Auch sie soll aus der AfD ausgeschlossen werden: Schleswig-Holsteins Parteivorsitzende Doris Sayn-Wittgenstein Foto: dpa

Die Kontakte in rechtsextreme Kreise sind keine bedauerlichen Einzelfälle und drängen die AfD zu einer eindeutigen Richtungsentscheidung, kommentiert unser stellvertretender Chefredakteur Wolfgang Molitor.

Stuttgart - Eine Klage, die die Welt verändern kann: Mit starken Worten hatte die AfD im Mai dieses Jahres ihre drei Anträge beim Bundesverfassungsgericht untertitelt. Sie sollten die Flüchtlingspolitik der Bundeskanzlerin an den Pranger stellen und Angela Merkels Entscheidung von Anfang September 2015 überprüfen lassen, Flüchtlinge an der Grenze von Österreich nach Deutschland nicht abzuweisen. Doch aus der rechten Weltveränderung wird nichts – wenn auch nur aus in dem Organstreitverfahren liegenden formalrechtlichen Gründen und nicht nach einer inhaltlichen Auseinandersetzung. Gleichwie: Der AfD-Versuch, sich in Karlsruhe „eine Herrschaft des Unrechts“ attestieren zu lassen, ist auf ganzer Linie und wenig spektakulär gescheitert.

Nein, bei der AfD läuft es zurzeit nicht rund. Die Staatsanwaltschaft Chemnitz hat gegen ihren Thüringer Landeschef Björn Höcke ein Ermittlungsverfahren eingeleitet, weil er das Foto einer in Spanien ermordeten Leipziger Studentin bei einer Demonstration und auf seiner Facebook-Seite für seine politischen Zwecke missbraucht haben soll. In Mainz wird der 29-jährige AfD-Bundestagsabgeordnete Sebastian Münzenmaier vom Landgericht wegen Beteiligung an einem Hooliganangriff auf Fußballfans im Jahr 2012 zu einer Geldstrafe von 16 200 Euro verurteilt. In Berlin verkündet der AfD-Parlamentarier Uwe Kamann wegen „unterschiedlicher Auffassungen über die politische und fachpolitische Ausrichtung“ den Austritt aus Partei und Fraktion – nach Frauke Petry und Mario Mieruch schon der Dritte im Bunde. Und in Südafrika trifft sich Petr Bystron, AfD-Obmann im Auswärtigen Ausschuss, auf einer vom Bundestag finanzierten Dienstreise mit der rechtsextremen, zum Rassenkrieg rufenden Gruppe „Suidlanders“ und absolviert mit ihr ein Schießtraining.

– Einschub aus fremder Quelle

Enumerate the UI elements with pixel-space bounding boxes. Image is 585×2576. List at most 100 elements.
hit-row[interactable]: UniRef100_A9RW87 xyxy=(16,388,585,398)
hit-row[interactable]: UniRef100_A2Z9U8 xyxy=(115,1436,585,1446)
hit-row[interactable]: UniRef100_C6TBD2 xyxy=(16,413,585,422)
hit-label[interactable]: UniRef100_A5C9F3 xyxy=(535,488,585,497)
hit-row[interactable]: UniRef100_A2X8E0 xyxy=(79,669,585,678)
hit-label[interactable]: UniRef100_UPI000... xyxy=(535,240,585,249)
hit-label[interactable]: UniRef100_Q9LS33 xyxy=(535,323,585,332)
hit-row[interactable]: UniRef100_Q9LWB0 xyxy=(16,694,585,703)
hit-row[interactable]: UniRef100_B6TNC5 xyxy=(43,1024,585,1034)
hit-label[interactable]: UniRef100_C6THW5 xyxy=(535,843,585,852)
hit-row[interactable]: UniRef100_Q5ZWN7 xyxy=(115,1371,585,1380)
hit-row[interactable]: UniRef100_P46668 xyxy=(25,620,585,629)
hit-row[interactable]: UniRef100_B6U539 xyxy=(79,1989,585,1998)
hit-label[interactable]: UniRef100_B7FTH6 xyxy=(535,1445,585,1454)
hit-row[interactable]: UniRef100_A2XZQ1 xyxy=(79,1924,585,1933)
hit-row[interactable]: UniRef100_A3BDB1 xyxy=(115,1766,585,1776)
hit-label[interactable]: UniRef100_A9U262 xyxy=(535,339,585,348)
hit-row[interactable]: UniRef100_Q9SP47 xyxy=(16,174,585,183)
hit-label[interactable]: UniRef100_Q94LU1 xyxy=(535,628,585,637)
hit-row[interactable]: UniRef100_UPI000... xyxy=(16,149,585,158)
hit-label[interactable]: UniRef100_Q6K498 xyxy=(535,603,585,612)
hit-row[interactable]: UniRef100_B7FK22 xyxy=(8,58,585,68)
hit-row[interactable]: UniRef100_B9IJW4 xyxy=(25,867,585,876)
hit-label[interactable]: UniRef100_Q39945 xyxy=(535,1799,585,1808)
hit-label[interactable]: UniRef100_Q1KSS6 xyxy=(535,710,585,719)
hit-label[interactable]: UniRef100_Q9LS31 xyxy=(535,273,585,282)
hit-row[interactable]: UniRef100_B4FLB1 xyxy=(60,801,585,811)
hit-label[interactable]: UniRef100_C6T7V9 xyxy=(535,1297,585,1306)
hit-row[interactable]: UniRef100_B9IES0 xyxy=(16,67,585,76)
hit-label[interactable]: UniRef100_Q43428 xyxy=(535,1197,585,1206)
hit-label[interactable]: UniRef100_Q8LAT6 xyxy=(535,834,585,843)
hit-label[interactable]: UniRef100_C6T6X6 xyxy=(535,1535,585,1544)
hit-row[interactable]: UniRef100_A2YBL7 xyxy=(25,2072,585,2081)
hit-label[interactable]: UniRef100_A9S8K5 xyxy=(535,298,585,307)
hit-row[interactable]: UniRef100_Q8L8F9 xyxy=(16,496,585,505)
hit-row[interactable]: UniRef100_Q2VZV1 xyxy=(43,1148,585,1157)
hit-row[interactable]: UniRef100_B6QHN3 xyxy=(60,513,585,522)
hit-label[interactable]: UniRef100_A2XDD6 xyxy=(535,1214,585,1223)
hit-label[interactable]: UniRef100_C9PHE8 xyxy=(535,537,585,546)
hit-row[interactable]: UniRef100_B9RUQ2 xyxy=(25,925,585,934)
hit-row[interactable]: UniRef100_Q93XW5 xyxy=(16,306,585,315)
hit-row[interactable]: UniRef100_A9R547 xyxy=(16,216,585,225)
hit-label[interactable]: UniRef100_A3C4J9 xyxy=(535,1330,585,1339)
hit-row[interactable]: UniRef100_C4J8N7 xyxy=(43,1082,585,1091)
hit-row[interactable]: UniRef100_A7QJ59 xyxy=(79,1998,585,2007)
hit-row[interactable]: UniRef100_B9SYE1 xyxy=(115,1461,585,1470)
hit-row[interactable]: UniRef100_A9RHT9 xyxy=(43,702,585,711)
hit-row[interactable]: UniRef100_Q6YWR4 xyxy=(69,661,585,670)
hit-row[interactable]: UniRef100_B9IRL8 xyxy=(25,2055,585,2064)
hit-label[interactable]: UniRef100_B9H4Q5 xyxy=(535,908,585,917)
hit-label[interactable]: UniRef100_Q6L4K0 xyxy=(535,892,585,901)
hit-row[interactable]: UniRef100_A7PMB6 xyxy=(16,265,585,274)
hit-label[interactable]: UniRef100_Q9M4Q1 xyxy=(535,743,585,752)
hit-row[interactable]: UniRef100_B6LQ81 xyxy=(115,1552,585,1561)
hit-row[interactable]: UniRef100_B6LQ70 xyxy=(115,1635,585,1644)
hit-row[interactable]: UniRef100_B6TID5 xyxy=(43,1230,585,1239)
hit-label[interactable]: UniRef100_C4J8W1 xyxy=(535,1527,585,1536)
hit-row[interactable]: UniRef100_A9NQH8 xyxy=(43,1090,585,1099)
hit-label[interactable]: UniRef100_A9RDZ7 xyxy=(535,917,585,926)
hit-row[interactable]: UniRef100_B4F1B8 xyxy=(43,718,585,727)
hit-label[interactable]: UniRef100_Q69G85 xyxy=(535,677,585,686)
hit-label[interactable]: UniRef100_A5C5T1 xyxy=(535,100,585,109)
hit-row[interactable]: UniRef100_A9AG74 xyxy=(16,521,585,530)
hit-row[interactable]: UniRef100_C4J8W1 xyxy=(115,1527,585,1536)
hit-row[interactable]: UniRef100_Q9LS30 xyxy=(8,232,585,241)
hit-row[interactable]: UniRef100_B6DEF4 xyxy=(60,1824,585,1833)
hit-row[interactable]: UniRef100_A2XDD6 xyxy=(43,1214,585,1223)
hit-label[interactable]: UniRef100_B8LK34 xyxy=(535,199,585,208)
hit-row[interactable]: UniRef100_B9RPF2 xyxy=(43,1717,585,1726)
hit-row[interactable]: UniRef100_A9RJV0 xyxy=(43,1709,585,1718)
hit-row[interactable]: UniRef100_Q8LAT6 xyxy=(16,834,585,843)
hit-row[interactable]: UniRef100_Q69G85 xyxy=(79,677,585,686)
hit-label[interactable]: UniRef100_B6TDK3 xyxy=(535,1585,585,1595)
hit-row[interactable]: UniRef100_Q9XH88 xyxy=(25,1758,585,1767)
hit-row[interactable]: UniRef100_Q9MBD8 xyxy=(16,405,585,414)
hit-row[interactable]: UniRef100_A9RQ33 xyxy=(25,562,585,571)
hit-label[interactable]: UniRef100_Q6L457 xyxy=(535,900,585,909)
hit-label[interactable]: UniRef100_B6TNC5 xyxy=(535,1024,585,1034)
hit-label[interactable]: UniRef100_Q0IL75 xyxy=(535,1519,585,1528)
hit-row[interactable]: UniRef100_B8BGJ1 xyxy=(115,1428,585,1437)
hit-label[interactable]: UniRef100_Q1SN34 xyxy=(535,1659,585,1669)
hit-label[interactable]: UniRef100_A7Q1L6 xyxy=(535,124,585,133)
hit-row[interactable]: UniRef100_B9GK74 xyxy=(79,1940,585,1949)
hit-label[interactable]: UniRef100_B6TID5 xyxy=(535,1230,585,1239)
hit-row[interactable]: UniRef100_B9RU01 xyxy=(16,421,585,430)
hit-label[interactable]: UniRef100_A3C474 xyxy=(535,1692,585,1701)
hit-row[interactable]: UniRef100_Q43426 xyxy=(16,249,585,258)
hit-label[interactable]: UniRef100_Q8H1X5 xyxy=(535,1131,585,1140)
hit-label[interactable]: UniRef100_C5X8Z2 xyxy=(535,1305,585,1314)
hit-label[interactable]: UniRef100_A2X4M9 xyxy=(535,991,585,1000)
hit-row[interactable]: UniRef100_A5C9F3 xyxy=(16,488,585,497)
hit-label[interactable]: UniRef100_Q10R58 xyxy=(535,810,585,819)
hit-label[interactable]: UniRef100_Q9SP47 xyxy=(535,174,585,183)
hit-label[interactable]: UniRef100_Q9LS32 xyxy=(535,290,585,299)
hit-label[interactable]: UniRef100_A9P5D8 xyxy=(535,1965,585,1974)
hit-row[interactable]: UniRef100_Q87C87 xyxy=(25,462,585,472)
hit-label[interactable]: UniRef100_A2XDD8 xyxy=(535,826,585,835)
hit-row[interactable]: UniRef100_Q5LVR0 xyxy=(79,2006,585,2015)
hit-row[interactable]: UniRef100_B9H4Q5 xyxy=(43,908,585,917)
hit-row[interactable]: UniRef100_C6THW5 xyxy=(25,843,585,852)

Verfassungsschutz will im Januar über Beobachtung der AfD entscheiden

Damit nicht genug: Der AfD-Vorsitzende Jörg Meuthen muss „tatsächlich Probleme in der Jungen Alternative“ einräumen, jener kameradschaftlich ins rechtsextreme Milieu schielenden Parteijugend, deren Landesverbände in Baden-Württemberg, Bremen und Niedersachsen vom Verfassungsschutz beobachtet werden. Besonders die für diesen Januar angekündigte Entscheidung des Bundesamtes für Verfassungsschutz und seiner Landesämter über eine mögliche Beobachtung macht die AfD-Spitze – weit mehr noch als die ungeklärten, ausländischen und höchst dubiosen Geldspenden an Co-Fraktionschefin Alice Weidel – hochnervös.

Der Antrag des AfD-Bundesvorstandes, die Landeschefin von Schleswig-Holstein, Doris von Sayn-Wittgenstein, wegen ihrer Kontakte zu dem rechtsextremistischen „Verein Gedächtnisstätte“ aus der Partei auszuschließen, gehört da zum hektischen Krisenmanagement ebenso wie die Bekundung des baden-württembergischen Vorstands, gegen den extrem uneinsichtigen Landtagsabgeordneten Stefan Räpple ein Ausschlussverfahren einleiten zu wollen.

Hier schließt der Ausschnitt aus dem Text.